Nel marzo del 2019, un condominio nel napoletano affida a un’impresa edile una serie di lavori urgenti di messa in sicurezza, necessari per eliminare gravi situazioni di pericolo segnalate dalle autorità comunali. L’intervento, regolato da un contratto d’appalto sottoscritto dalle parti, prevedeva un corrispettivo complessivo di 41.500 euro più IVA per l’esecuzione delle opere principali.

Durante i lavori – avviati tempestivamente nel rispetto delle urgenze indicate – emergono nuove necessità: una facciata inaccessibile senza ponteggio, una colonna pluviale deteriorata da sostituire, ulteriori interventi tecnici non previsti nel progetto iniziale. L’impresa, su indicazione del direttore dei lavori e con l’approvazione dell’amministratore dell’epoca, esegue anche queste opere extra, per un valore aggiuntivo di circa 7.700 euro.

A fine lavori, l’importo totale raggiunge i 53.350 euro.
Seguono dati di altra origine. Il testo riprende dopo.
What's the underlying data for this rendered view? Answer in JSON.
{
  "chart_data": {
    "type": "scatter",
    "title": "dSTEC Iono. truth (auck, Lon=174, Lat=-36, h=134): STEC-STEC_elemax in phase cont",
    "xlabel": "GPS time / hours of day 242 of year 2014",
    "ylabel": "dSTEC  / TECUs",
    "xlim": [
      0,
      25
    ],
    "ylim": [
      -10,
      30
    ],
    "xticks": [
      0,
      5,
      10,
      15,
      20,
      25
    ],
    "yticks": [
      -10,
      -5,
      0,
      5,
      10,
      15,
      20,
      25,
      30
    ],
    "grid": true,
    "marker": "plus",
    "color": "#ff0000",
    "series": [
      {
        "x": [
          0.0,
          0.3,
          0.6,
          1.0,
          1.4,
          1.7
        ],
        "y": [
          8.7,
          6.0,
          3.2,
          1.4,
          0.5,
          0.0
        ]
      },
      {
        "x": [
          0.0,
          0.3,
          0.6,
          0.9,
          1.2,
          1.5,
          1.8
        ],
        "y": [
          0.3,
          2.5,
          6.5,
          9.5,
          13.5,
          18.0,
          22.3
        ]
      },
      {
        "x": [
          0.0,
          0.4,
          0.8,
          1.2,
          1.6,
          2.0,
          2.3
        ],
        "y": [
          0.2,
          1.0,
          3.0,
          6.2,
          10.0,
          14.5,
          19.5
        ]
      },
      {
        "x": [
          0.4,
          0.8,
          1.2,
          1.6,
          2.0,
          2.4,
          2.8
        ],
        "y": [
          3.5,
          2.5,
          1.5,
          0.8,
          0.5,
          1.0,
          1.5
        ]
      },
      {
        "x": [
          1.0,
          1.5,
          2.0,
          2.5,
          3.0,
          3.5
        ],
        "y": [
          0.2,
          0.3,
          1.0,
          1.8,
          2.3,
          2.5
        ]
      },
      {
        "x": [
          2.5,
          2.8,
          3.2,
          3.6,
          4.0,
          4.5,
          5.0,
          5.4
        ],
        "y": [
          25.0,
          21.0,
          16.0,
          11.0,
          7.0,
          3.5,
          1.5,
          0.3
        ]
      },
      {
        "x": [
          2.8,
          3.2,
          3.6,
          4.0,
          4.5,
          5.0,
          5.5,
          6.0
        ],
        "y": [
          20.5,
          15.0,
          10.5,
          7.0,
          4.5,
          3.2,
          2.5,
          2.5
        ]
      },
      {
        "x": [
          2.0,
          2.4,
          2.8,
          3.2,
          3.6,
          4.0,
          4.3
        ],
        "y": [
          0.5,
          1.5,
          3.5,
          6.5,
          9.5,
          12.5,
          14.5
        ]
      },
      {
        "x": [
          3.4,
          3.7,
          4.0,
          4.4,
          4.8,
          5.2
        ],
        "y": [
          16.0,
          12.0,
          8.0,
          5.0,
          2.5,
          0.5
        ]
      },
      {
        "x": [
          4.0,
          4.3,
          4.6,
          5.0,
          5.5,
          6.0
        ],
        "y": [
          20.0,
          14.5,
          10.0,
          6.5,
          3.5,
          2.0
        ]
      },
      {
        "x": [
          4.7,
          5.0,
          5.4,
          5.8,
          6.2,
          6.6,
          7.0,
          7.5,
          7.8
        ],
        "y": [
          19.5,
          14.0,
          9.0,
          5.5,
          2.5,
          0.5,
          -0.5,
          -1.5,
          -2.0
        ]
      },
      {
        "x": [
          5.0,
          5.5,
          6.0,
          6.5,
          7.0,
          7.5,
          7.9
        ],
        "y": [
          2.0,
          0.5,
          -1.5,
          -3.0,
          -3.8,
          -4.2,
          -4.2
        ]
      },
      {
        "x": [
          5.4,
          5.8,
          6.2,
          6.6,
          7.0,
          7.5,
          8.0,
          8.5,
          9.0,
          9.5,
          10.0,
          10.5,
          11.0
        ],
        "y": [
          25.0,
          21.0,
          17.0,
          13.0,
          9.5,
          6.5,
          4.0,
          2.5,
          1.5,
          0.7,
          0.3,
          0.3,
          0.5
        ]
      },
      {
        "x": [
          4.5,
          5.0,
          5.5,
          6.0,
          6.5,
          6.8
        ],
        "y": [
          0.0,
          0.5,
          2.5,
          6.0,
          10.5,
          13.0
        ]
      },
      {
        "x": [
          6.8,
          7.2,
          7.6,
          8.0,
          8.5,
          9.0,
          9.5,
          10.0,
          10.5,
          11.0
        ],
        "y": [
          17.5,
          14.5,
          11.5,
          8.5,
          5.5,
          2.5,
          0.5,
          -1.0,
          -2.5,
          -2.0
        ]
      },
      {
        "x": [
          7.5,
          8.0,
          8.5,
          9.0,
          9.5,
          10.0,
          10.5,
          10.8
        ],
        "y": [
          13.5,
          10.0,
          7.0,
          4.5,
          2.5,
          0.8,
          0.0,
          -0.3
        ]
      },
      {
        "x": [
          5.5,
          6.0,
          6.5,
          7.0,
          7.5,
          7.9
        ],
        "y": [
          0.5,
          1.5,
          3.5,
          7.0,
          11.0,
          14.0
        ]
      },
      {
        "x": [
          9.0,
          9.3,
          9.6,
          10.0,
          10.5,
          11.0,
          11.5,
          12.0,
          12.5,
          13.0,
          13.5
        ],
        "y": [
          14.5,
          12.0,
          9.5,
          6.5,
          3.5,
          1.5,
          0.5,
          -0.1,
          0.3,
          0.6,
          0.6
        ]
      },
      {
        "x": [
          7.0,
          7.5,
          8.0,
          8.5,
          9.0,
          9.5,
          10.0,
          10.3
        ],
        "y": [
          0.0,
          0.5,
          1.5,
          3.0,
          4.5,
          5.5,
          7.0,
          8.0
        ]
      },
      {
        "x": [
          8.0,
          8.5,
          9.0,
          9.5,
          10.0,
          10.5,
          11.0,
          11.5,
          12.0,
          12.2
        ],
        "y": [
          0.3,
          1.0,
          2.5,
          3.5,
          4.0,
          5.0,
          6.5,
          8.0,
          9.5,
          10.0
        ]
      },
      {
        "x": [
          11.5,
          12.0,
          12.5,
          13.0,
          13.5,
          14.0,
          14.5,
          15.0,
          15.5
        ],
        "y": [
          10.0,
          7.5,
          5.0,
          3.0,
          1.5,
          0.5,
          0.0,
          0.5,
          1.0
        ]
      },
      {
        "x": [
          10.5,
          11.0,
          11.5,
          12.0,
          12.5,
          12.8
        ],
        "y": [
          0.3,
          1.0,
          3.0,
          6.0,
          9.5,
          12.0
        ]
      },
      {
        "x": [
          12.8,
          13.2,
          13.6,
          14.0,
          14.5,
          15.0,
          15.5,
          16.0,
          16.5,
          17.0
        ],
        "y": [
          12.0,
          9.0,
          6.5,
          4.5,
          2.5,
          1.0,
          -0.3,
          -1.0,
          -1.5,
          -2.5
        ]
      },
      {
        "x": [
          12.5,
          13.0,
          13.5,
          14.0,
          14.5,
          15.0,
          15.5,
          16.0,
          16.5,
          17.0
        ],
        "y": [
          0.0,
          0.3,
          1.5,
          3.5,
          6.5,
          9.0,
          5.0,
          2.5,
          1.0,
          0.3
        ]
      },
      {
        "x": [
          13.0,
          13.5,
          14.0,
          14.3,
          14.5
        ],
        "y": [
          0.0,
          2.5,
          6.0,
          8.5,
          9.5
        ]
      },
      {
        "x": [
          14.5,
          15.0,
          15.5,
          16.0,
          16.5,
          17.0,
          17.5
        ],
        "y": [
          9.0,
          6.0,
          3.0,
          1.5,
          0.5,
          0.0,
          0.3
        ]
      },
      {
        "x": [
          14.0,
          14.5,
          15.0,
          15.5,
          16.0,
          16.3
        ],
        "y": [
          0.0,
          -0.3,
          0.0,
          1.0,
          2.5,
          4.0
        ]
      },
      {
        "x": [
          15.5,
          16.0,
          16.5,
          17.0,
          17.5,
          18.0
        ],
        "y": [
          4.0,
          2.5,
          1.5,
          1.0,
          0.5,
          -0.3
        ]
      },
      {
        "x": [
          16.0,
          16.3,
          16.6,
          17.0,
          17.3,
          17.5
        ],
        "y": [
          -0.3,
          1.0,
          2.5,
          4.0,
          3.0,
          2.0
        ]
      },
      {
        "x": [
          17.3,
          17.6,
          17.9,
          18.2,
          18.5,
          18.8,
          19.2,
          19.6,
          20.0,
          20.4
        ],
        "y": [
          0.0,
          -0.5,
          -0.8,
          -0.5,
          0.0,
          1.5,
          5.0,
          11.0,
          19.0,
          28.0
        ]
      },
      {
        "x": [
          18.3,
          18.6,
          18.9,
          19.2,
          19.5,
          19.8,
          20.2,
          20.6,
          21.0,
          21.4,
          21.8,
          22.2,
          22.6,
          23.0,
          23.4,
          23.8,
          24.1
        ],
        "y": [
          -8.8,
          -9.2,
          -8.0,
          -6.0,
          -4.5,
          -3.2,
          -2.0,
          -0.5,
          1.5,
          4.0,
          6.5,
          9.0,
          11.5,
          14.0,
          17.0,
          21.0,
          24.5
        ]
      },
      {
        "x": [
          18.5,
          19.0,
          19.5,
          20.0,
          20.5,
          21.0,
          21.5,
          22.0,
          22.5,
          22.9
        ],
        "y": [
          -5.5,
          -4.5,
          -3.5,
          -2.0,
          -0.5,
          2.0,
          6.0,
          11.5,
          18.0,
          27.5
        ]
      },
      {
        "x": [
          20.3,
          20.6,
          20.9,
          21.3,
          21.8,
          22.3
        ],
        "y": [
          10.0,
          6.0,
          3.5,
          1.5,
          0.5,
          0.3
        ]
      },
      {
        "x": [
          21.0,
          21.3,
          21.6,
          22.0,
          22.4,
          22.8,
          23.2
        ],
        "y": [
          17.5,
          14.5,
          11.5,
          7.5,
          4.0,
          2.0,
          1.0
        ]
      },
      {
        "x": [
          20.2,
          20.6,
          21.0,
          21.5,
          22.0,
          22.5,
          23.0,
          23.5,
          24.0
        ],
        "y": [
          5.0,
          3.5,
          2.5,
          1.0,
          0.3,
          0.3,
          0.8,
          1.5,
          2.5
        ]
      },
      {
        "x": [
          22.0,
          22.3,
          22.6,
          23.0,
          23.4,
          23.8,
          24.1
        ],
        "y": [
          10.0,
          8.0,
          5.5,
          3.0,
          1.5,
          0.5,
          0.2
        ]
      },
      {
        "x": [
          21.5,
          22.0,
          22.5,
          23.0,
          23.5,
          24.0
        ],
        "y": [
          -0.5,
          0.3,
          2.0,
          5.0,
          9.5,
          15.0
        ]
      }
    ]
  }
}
L’impresa emette le relative fatture e riceve alcuni pagamenti parziali, ma alla chiusura del cantiere resta un saldo di oltre 33.000 euro ancora da incassare.

Nonostante i solleciti, l’amministratore non fornisce le informazioni necessarie a individuare i condomini morosi, come previsto dal contratto d’appalto e dalla normativa civilistica. L’unica risposta è un elenco parziale e incompleto, che non consente all’impresa di avviare alcuna azione legale individuale.

A quel punto, l’unica strada percorribile resta quella del tribunale.

Leggi anche: Debiti in condominio: l’amministratore può rivelare i nomi dei morosi?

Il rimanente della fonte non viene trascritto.